If you look in the
Book Recommendations thread , you'll find some introductory books on x86 assembly language listed (including on in the very first post). The two seem to be most popular are
Assembly Language Step by Step and
The Art of Assembly Language. The latter is also available in it's original online format at the same site.
The two books take very different approaches, and you'll have to decide which you prefer; trying to mix them is probably only to be confusing. I lean towards ALSbS, as it uses NASM and is closer to actual assembly language practice; I also like the author's writing style, though I know some people find it irritating. AoAL has a special High Level Assembler which is meant to be easier for beginning students by providing some common control constructs (if-then, for, while) on top of ordinary assembly; I personally feel that this misrepresents the nature of assembly, and that it attacks the wrong problem (conditionals in assembly, while unstructured, are not hard to understand, while several other parts which HLA does not simplify are genuinely difficult), but there are quite a few who disagree. AoAL also has the advantage of having separate editions written for DOS, Windows, and Linux; one of the common problems people have with ALSbS is that it starts with 16-bit DOS assembly programming, then about halfway through switches to Linux, intentionally avoiding both Windows and DPMI.

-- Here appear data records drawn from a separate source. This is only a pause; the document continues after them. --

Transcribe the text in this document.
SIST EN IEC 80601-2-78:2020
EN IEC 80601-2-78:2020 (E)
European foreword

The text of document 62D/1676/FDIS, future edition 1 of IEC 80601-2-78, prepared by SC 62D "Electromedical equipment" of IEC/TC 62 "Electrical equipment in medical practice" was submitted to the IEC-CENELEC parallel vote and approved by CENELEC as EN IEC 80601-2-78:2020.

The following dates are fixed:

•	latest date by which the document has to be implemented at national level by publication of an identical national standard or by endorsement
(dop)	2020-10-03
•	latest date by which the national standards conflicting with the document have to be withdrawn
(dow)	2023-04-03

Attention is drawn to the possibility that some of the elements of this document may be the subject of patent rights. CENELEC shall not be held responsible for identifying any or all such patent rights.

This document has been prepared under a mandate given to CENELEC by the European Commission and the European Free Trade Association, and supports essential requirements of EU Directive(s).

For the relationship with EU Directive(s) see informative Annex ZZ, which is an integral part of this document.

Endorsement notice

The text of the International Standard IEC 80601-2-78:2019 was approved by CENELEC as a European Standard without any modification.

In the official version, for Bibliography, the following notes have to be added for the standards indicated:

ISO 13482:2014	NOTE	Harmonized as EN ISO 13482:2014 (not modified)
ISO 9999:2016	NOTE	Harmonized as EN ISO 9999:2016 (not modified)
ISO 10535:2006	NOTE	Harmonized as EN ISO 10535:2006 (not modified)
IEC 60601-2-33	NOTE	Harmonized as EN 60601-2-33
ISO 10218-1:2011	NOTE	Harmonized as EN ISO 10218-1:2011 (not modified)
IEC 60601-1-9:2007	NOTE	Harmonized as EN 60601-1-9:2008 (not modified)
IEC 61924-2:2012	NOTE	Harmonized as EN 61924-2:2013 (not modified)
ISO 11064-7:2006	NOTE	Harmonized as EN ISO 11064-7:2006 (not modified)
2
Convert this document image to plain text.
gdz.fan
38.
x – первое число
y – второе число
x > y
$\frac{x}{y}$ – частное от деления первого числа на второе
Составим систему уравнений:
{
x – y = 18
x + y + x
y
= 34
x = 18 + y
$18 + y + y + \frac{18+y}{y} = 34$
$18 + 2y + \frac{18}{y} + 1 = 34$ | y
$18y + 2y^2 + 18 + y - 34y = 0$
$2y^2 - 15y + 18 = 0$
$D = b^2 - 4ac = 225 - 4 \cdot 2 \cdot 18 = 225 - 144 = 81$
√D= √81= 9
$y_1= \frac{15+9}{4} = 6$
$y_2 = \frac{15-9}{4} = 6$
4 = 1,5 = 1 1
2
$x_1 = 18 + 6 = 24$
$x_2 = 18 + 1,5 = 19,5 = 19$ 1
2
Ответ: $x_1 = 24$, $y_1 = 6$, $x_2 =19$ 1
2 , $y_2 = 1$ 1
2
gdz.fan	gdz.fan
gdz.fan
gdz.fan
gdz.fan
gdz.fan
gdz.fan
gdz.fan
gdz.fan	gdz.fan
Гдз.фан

The book thread also lists
Assembly Language Programming and Organization of the IBM PC (an older book, but still quite applicable for a novice),
Assembler GE-PACKT (German language only),
This tutorial (scroll down for the document links, available in both PostScript and PDF formats).
PC PhD. has a good introductory section on assembly programming, though it is not the main focus of the book, it, along with
The Indispensable PC Hardware Book, are valuable references to the PC's internals.